You can/should read Hebert’s full article HERE:
Not only did Canada’s politicians (from ALL parties) do NOTHING to stop the concentration growth, they have allowed to get even WORSE.
I am very proud of the fact that I was BCTV’s first full-time reporter sent to Ottawa specifically to cover and PUSH BC issues on Parliament Hill.
At first, I usually only had occasional access to a CTV camera/editing crew for a couple of hours a day …sometimes less. BUT what we produced was so successful … and I presume so IMPORTANT for BC … the station then spent a fairly large sum of money to hire/equip our own first-class full time camera operator and full-time sound person/editor.
We not only gave BC a HUGE presence in Ottawa but I like to think (and apparently our viewers agreed) we raised the bar for reporting “real” news so much in and around the capital …. instead of wall-wall boring talking-head crud many others served up)
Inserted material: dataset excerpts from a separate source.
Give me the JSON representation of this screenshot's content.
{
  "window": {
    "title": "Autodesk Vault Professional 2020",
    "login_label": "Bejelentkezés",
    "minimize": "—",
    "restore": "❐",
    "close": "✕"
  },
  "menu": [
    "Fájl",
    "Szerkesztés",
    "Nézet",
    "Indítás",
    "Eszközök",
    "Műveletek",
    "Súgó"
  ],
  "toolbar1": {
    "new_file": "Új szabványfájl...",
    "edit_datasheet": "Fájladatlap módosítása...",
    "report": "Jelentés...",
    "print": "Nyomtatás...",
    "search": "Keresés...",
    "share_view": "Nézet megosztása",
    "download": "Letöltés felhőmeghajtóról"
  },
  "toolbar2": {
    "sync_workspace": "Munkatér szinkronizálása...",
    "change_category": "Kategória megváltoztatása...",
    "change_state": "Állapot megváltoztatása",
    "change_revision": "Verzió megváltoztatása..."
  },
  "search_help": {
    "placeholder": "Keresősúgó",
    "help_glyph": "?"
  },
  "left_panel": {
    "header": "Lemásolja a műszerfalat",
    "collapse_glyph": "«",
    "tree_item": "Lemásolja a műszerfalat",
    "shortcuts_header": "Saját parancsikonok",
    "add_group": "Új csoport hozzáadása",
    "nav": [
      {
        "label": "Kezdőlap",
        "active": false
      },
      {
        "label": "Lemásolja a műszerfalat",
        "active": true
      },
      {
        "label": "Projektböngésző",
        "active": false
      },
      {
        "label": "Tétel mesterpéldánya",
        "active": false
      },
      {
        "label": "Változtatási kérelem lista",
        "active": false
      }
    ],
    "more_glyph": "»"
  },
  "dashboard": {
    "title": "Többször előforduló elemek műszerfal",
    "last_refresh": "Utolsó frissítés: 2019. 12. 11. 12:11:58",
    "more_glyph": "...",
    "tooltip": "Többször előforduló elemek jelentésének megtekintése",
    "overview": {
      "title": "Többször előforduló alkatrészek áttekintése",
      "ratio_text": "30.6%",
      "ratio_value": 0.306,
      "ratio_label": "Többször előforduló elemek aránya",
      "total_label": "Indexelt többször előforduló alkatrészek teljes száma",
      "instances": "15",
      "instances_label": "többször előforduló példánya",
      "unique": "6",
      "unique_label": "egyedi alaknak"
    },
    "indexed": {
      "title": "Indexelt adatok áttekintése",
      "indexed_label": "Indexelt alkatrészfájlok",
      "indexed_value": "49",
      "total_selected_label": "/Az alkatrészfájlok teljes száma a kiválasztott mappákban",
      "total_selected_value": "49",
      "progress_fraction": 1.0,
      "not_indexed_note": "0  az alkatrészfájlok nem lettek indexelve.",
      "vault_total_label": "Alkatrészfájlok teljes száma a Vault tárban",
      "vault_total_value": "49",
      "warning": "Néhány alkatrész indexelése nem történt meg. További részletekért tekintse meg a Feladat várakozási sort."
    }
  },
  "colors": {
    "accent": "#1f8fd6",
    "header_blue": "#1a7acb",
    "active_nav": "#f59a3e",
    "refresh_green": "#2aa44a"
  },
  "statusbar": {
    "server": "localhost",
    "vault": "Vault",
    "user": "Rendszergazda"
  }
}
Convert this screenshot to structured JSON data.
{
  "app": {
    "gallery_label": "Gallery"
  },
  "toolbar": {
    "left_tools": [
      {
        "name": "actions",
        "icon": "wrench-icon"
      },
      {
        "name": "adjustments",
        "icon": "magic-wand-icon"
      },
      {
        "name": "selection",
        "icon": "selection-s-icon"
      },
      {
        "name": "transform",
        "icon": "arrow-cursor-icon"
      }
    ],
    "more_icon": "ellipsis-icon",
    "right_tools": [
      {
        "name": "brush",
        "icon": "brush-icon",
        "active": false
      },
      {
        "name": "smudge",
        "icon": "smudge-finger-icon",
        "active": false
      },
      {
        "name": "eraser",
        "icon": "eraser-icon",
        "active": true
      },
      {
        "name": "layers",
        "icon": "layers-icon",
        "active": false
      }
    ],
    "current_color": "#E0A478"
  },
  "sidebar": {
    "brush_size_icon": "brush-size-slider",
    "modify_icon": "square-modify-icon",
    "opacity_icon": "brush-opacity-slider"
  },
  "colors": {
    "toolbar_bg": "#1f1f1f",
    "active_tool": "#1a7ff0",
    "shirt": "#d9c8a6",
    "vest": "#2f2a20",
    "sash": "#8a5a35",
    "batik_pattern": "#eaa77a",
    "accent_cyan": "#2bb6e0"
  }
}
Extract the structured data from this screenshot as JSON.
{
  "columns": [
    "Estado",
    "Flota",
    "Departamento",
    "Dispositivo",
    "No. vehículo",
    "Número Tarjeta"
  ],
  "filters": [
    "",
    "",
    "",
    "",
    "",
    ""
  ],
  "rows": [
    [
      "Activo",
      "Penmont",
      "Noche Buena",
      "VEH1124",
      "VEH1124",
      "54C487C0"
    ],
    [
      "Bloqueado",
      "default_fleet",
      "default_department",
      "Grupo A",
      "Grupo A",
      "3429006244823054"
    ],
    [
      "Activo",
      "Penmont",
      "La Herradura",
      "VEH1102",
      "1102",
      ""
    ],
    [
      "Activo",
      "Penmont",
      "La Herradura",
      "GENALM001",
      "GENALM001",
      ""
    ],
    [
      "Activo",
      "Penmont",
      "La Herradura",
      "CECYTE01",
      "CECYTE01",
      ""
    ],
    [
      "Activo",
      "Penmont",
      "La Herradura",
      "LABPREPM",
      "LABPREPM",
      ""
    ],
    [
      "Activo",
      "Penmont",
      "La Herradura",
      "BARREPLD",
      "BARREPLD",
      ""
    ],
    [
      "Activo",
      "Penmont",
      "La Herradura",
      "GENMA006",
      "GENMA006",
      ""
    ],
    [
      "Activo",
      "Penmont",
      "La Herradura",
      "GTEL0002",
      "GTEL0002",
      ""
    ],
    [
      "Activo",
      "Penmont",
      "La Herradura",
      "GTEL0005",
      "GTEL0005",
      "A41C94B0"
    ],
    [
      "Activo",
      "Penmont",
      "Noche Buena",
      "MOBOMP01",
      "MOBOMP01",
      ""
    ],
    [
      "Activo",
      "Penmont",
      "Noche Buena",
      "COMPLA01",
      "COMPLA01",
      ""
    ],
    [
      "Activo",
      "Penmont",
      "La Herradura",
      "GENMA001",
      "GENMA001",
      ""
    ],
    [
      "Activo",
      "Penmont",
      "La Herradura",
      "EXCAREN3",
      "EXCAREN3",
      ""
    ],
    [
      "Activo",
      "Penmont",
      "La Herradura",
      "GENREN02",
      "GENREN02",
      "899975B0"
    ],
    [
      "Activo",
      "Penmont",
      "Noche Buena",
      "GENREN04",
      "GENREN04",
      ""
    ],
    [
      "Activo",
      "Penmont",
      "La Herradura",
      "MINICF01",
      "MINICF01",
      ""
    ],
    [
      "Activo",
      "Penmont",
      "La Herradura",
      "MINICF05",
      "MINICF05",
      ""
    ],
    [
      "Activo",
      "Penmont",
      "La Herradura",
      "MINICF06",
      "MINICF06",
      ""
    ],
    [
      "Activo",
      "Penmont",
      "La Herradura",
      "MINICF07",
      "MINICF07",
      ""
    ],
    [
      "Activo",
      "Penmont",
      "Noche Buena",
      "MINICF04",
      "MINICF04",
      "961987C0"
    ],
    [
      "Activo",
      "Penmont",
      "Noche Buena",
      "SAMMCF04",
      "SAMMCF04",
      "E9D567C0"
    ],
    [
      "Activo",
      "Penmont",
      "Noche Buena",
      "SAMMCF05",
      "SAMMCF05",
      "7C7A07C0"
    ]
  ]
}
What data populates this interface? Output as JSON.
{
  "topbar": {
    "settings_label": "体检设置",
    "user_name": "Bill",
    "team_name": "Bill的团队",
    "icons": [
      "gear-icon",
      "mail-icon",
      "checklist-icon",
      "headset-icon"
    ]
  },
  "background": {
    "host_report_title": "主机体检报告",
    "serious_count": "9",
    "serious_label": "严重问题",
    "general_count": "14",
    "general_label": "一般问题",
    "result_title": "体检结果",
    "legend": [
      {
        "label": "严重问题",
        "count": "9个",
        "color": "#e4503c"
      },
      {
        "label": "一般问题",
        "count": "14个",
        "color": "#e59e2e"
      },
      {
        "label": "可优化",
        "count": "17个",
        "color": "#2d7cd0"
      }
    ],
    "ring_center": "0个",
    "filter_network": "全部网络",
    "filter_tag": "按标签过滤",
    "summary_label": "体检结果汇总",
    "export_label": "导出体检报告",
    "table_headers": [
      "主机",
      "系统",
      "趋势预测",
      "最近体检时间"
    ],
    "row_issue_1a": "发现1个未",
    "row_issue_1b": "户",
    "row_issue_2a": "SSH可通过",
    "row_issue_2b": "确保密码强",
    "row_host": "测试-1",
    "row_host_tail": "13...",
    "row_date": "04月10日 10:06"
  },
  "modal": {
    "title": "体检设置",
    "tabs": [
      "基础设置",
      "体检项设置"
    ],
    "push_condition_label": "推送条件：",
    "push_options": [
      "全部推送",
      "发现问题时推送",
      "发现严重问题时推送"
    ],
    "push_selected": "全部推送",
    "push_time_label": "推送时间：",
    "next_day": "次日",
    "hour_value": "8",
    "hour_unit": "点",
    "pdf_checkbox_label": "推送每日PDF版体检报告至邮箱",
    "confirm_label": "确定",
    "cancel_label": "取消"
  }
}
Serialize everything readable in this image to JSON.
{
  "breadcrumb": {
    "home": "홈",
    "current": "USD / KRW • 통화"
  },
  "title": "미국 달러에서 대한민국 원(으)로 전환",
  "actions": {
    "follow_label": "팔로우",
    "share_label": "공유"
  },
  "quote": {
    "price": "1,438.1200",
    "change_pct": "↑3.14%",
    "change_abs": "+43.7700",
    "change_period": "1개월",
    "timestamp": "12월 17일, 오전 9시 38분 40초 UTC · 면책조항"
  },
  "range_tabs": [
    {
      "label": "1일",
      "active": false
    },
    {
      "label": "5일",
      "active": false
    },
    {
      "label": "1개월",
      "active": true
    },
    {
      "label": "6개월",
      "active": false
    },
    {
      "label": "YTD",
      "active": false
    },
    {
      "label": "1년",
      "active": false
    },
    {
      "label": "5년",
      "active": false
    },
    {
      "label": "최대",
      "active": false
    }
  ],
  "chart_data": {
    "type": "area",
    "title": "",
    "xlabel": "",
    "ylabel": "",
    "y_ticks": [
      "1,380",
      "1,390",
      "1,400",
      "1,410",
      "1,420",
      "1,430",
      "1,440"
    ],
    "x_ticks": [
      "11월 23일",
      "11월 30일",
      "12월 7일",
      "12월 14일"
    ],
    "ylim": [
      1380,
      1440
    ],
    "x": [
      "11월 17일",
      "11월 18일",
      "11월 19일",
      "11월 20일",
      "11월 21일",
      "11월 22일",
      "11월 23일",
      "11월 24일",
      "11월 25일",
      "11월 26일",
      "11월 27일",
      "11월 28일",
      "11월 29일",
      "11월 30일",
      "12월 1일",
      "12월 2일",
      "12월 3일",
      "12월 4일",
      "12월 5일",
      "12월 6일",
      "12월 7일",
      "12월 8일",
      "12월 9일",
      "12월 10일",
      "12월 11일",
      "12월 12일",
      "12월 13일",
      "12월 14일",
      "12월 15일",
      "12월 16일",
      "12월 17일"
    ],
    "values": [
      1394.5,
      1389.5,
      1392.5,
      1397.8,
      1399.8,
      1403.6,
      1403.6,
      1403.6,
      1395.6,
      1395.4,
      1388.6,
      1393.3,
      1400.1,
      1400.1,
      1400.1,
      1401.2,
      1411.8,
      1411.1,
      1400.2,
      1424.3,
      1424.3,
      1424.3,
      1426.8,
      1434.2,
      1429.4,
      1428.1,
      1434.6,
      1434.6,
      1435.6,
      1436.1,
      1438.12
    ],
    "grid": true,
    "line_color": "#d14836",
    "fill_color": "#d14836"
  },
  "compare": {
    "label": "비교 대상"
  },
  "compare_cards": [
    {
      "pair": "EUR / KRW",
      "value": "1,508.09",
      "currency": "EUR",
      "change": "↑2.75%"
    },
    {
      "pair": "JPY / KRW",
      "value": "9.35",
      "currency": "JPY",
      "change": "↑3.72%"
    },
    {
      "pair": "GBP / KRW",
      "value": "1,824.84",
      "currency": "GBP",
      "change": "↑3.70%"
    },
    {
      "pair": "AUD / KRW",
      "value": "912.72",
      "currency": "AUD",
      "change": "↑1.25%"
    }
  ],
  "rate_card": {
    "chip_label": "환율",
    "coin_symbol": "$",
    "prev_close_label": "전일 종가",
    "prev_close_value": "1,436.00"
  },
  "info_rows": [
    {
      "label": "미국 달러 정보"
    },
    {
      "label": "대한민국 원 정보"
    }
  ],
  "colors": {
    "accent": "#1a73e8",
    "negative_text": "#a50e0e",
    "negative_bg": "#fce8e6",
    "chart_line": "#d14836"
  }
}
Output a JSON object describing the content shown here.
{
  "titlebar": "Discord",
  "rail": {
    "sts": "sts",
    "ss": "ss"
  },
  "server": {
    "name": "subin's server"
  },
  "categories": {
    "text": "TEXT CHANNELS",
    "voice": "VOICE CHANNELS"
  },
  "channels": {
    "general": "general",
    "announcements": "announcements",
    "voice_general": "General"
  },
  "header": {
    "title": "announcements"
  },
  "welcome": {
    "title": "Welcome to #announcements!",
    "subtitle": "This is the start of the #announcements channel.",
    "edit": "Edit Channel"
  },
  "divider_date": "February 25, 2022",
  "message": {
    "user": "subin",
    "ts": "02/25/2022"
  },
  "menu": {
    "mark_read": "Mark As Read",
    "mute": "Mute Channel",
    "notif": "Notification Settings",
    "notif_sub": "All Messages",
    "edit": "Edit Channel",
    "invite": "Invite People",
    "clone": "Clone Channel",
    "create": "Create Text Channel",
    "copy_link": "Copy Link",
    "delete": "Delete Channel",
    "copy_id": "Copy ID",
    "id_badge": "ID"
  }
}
that many other CTV stations across the country started regularly running our BCTV stories in their own newscasts.
Sure, we covered the “major” issues of the day, but we also kept it real: with stories on the heavily subsidized very finely stocked Parliamentary dining room; the Parliamentary barber shop where politicians and bureaucrats got free haircuts (now closed; the Public Service warehouse, where government experts doled out briefcases and desks and even seat cushions in CAREFULLY regulated sizes and thicknesses … according to status; and, I never forget the $95 a day service the government paid for to have a company pick up a few copies of The Sun/Province, deliver them to the airport in Vancouver and fly them EXPRESS to Ottawa … while I just bought mine daily (after 1 p.m.) for $1.35 each from the newsstand on the Sparks Street mall, right across from the National Press Building.
And we asked TOUGH questions…especially relating to BC: getting the last “fuddle duddle” from Trudeau before he left office when he didn’t like a story on Expo 86 housing problems; chasing Mulroney and Chretien down the halls demanding answers on several BC issues/projects; and who could forget the pursuit of answers from Bloc Quebecois Leader Lucien Bouchard … in BOTH official languages … on the terrible economic implications of separatism and his own slurping at the trough!
I knew my pursuit of politicians and BC issues in Ottawa would never get me an Order of BC or Senate seat (LOL!!) but I did think it alone had such an impact there and at home it could earn an Order of BC!! Not!
But it showed how the regional media presence in the capital IS important …but it has been largely killed off under media concentration and cuts.
The BCTV bureau has been long-closed; CFTO Toronto’s reporter on the Hill is no more; CFCF Montreal’s bureau in Ottawa is no more. And many newspapers that had regional reporters covering regional issues in Ottawa were also killed off.
Kudos to Hebert … from Toronto … for shining the light on what has been happening.
Too bad OUR regional media and our regional MPs and even our BC politicians and government have said nothing and done nothing about it.
Right on Harv. Radio and television and newspapers in every community survived nicely on their own, it may not have been a lot of money, but they survived and covered their respective communites well. The Big Corporations take over, cut back and coverage is now lacking.